日本に来たことのある韓国人ならば、日本人が韓国語を指して「ハングル語」と表現する場面に何度か遭遇しただろう。そしてなぜ「韓国語」と言わずに、「ハングル語」というのだろうと、不思議に思ったにちがいない。
私もしばしば「黒田さんはハングル語がおできになるんですよね?」などと言われることがあり、なんとなく居心地の悪い思いをしてきた。
しかし最近はだいぶ慣れてきて、自ら「ハングル語」と口走ってしまって、ハッとすることもある。

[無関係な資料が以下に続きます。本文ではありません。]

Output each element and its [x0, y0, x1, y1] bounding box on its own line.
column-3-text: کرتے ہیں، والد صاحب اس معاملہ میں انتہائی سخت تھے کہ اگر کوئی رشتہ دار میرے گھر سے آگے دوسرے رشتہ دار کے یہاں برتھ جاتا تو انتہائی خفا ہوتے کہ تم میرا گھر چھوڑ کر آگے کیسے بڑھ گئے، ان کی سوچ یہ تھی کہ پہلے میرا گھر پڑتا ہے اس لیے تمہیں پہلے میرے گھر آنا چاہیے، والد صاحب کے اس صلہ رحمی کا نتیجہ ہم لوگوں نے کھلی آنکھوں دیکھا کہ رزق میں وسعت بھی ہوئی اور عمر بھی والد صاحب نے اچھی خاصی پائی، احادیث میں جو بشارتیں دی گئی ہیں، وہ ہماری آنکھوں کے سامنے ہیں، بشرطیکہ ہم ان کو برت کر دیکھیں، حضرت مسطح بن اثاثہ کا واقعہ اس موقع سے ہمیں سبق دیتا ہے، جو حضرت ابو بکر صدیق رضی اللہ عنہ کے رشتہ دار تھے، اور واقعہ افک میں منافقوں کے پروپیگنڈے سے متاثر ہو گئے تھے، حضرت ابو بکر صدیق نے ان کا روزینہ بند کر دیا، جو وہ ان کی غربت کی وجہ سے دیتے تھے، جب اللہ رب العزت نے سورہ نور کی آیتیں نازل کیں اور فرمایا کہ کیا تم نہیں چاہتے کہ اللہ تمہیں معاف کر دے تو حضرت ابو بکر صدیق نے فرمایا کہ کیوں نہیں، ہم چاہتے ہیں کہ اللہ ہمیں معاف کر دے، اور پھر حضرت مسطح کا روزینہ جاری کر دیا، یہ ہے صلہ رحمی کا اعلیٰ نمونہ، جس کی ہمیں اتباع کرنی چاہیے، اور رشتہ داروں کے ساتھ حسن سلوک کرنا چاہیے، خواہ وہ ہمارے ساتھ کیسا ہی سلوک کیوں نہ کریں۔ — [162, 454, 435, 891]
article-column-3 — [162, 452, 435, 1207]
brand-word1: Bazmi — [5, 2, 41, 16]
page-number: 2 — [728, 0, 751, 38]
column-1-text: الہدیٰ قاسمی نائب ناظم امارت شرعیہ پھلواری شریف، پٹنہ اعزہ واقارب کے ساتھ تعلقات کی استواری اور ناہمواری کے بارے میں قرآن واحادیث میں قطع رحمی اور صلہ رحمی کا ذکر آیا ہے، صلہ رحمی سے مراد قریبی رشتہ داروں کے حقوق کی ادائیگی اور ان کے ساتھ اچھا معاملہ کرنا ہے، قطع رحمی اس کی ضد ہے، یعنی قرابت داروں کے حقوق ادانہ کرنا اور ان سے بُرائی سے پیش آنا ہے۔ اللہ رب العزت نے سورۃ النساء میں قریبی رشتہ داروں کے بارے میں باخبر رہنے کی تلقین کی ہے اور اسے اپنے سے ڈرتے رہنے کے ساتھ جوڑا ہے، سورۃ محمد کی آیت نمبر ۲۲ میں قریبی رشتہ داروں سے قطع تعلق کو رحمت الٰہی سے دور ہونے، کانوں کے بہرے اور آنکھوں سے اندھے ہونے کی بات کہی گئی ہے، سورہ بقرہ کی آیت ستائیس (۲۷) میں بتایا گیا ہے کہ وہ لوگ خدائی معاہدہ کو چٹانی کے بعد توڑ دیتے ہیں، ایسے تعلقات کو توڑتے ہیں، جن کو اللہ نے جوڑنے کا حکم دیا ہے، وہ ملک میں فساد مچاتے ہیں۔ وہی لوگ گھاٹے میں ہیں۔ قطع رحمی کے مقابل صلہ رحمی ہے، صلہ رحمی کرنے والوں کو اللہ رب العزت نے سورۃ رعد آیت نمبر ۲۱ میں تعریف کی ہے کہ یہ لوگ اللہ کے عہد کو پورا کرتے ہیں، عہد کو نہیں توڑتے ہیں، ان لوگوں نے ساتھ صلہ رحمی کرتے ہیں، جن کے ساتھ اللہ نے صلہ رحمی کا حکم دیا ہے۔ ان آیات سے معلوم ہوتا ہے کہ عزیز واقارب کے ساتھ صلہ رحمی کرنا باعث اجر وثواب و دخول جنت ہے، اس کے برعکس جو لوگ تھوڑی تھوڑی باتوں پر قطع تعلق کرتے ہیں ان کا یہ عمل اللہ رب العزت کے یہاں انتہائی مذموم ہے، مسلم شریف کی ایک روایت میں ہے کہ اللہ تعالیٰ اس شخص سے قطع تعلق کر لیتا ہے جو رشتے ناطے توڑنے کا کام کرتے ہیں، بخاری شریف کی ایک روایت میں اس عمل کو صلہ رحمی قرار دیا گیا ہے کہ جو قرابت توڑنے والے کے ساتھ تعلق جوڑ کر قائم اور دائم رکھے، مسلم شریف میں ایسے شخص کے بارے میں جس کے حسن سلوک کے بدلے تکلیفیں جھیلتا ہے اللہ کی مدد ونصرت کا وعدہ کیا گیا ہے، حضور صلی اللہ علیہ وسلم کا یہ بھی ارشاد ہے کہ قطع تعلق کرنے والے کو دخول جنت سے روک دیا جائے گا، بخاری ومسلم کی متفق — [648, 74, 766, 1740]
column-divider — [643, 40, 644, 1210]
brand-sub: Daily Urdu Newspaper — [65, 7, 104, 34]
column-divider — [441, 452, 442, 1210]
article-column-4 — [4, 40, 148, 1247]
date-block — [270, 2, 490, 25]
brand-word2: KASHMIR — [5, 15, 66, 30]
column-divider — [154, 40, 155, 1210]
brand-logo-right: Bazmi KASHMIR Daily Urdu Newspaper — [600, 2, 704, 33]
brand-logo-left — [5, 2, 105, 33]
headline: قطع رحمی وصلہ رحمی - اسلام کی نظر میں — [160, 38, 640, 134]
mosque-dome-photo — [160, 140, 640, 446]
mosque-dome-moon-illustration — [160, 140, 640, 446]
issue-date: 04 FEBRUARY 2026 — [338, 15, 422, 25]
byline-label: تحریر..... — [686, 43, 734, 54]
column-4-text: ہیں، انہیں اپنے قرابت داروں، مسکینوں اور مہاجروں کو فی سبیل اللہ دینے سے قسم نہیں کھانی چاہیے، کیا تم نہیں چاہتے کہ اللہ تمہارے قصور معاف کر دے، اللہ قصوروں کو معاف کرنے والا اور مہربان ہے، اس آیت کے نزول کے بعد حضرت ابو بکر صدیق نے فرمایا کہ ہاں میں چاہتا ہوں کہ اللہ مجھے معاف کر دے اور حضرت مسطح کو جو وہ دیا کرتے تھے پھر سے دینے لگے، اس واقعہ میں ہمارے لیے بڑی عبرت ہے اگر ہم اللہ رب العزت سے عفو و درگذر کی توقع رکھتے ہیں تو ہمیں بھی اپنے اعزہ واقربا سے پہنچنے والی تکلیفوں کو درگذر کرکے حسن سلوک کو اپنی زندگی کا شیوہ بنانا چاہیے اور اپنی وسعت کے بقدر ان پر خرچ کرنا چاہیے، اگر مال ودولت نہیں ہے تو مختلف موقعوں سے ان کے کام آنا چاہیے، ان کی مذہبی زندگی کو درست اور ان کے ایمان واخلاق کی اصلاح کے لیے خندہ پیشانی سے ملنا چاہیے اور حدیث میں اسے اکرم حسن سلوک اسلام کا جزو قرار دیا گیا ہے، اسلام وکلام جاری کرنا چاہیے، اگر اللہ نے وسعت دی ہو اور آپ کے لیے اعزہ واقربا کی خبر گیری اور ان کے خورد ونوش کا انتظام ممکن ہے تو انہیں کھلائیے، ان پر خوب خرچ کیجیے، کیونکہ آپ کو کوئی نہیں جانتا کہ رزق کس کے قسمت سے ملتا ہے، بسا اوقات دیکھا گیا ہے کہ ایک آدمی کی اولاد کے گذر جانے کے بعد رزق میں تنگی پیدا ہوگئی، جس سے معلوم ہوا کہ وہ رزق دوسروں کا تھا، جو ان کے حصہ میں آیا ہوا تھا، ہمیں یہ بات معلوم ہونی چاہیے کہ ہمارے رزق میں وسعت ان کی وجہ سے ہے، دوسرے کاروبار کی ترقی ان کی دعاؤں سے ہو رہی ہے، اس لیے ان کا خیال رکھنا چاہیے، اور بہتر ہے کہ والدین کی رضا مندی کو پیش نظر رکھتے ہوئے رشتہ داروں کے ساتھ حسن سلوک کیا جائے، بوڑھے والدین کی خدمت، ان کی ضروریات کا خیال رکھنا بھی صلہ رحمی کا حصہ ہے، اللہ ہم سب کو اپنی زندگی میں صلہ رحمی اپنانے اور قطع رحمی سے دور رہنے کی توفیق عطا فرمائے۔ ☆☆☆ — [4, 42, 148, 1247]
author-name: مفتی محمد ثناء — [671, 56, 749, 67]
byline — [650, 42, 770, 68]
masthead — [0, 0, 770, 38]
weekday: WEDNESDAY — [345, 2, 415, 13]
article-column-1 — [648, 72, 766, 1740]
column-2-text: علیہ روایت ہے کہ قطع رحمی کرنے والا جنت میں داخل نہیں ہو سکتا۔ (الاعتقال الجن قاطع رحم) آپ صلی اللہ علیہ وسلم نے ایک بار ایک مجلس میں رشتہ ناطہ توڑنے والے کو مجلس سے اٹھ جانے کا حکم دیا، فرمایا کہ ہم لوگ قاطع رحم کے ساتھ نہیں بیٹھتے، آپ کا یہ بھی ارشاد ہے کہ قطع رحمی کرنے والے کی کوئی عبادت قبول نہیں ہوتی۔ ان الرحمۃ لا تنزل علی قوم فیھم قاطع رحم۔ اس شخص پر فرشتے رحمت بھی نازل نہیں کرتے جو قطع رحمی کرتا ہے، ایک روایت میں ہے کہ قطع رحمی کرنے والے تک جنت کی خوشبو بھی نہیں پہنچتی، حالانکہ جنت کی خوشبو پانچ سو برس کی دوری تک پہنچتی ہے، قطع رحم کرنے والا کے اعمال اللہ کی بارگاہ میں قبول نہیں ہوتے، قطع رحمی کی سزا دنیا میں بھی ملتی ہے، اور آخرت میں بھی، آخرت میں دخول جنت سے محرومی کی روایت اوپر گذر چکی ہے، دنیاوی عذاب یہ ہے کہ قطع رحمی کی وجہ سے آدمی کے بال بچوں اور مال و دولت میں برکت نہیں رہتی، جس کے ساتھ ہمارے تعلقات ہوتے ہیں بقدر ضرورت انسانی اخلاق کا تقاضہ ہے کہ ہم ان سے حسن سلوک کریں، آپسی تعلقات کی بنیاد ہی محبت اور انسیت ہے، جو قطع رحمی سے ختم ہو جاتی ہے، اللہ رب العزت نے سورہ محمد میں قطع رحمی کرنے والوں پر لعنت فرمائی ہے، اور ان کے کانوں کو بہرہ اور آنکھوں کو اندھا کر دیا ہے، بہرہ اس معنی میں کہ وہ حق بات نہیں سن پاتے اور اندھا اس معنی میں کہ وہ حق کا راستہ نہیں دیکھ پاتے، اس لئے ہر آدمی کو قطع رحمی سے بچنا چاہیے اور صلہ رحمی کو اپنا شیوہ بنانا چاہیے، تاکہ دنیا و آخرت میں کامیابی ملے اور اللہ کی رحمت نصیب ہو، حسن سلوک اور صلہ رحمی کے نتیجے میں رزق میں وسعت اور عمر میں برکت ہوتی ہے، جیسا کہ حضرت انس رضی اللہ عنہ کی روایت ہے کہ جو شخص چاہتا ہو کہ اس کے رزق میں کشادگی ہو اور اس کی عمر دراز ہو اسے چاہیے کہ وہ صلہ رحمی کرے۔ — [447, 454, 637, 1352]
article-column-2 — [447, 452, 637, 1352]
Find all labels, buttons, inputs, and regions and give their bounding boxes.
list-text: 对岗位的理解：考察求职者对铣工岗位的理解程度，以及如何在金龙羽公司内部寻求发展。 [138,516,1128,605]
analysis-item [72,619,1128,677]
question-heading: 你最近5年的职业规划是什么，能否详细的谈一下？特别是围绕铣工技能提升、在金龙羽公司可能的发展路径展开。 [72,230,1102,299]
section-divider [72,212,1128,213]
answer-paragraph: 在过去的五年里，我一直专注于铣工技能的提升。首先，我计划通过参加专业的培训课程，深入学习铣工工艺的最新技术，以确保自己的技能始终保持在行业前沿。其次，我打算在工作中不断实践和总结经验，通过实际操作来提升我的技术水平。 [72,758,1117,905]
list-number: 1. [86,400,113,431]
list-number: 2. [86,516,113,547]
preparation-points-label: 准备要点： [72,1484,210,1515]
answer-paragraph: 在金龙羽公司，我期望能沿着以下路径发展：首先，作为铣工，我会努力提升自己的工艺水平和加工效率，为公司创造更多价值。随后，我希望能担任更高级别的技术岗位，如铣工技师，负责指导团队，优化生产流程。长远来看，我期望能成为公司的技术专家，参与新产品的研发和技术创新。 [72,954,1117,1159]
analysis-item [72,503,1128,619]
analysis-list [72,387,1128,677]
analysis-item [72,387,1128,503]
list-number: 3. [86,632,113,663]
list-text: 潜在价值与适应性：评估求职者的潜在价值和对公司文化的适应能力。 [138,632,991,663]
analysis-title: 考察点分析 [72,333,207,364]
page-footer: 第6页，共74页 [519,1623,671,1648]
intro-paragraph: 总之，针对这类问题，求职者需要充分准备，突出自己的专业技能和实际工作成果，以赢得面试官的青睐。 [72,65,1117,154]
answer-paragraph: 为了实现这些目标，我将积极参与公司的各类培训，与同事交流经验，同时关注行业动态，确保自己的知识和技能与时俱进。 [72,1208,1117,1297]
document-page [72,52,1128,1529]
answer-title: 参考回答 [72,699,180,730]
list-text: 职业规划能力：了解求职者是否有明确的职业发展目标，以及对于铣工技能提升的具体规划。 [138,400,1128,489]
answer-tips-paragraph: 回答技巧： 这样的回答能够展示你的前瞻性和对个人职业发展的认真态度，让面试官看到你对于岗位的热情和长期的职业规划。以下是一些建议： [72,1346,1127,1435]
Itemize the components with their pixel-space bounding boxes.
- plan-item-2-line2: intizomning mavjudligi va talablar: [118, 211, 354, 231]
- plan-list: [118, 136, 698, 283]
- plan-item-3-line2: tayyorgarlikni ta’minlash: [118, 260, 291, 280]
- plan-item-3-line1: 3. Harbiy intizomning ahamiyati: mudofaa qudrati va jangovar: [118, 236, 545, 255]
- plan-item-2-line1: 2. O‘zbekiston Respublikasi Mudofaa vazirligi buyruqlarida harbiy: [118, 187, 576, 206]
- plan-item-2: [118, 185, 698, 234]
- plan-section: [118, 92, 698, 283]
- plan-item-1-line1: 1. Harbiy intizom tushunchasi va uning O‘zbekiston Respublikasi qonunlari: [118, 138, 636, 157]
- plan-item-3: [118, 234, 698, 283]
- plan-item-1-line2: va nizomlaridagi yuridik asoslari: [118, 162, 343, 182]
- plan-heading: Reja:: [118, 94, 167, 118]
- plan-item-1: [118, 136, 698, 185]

「ハングル語」という表現はおそらく日本特有のものだろう。これはある出来事がきっかけで自然発生的に生まれた言葉だ。
NHKの教育放送には古くから様々な語学講座がある。
現在も放送されているNHKの「アンニョンハシムニカ?〜ハングル講座」は1984年4月からテレビ・ラジオで開始され、語学講座の中では近年になってとりあげられた部類だ。
(ちなみに私もこのラジオ講座で学んだ者の一人です)
隣国の言語を語学講座に取り入れようとする動きは、それを遡ること7年も前から論議されていた。しかしその講座名を「朝鮮語講座」とするのか「韓国語講座」とするのかが問題になり7年もの長きに亘って実現されずにいたが、遂に講座名をいわば「無国籍化」し「アンニョンハシムニカ?〜ハングル講座」とすることで84年からスタートしたという経緯がある。 講座名こそ「ハングル講座」ではあるけれど、NHK自身が「ハングル語」などという呼称を用いたことはない。けれどこの講座が広く一般に伝わってゆくなかで、まさに自然発生的に「ハングル講座」からの連想で「ハングル語」という表現が使われるようになっていったのだ。
しかし「ハングルとはその独創的で合理的な文字を指す」のだと、その意味を分かっている人達にはとてもなじまない。「ハングル語」という表現は、まるで英語を「アルファベット語」、中国語を「漢字語」と呼ぶようなものだからだ。
「ハングル語」という言い方は正しい表現ではない。
しかし「ハングル語」はそれを学ぼうとする人達、また朝鮮半島の歴史や文化にさほど造詣のなかった初歩の人達によって当たり前のように使われはじめ、いまや日本に完全に定着している。